Я отвлекся от великолепия интерьеров и сосредоточился на Ридреке. Мне нужно остановить его. Иначе все, кого я любил, умрут… снова. Стоя в фойе, я гадал, что же придумал Джек.
Что он приготовил для нашего создателя?
Именно в этот миг я нашел взглядом Элеонору — и у меня перехватило дыхание. Она вовсе не сгорела. Это была всего лишь очередная пытка, придуманная Ридреком. Что ж, шутка удалась на славу. В подобных делах ему не было равных. Впрочем, мерзавец все равно сожжет Элеонору, если я проиграю.
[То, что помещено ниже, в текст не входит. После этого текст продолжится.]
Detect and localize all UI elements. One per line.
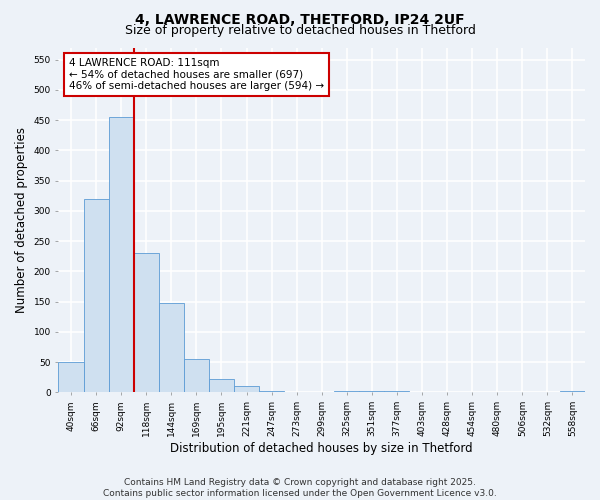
Text: Size of property relative to detached houses in Thetford: Size of property relative to detached ho… bbox=[125, 24, 475, 37]
Bar bbox=[560, 391, 585, 392]
Y-axis label: Number of detached properties: Number of detached properties bbox=[15, 127, 28, 313]
Bar bbox=[159, 303, 184, 392]
Bar bbox=[385, 391, 409, 392]
Bar bbox=[359, 391, 385, 392]
X-axis label: Distribution of detached houses by size in Thetford: Distribution of detached houses by size … bbox=[170, 442, 473, 455]
Bar bbox=[184, 359, 209, 392]
Bar bbox=[109, 117, 134, 392]
Bar bbox=[334, 391, 359, 392]
Bar bbox=[209, 379, 234, 392]
Bar bbox=[83, 199, 109, 392]
Bar bbox=[259, 390, 284, 392]
Bar bbox=[58, 362, 83, 392]
Text: 4 LAWRENCE ROAD: 111sqm
← 54% of detached houses are smaller (697)
46% of semi-d: 4 LAWRENCE ROAD: 111sqm ← 54% of detache… bbox=[69, 58, 324, 91]
Text: 4, LAWRENCE ROAD, THETFORD, IP24 2UF: 4, LAWRENCE ROAD, THETFORD, IP24 2UF bbox=[135, 12, 465, 26]
Bar bbox=[234, 386, 259, 392]
Text: Contains HM Land Registry data © Crown copyright and database right 2025.
Contai: Contains HM Land Registry data © Crown c… bbox=[103, 478, 497, 498]
Bar bbox=[134, 253, 159, 392]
Она увидела меня, и на ее лице отразилось невероятное облегчение — словно Элеонора весь вечер ждала, когда же я наконец войду в эти двери. Моя прекрасная леди была одета в вечернее платье, которое вполне могло оказаться частью коллекции Джеки О; ее длинные темные волосы были скручены в причудливый узел на затылке. Даже в своем скромном наряде Элеонора могла дать сто очков вперед многим в этом зале. Я, впрочем, помнил слишком много ночей, когда эти волосы были рассыпаны по моей груди и животу, а Элеонора готовилась подарить мне высшее наслаждение…
Сегодня она превратилась в холодную неприступную королеву, а этот мир — мой мир — был определенно более жестоким, чем Камелот. А может, и нет. Элеонора молча смотрела на меня, а я мог лишь сказать ей безмолвное последнее «прости», прежде чем вновь обернуться к своему создателю.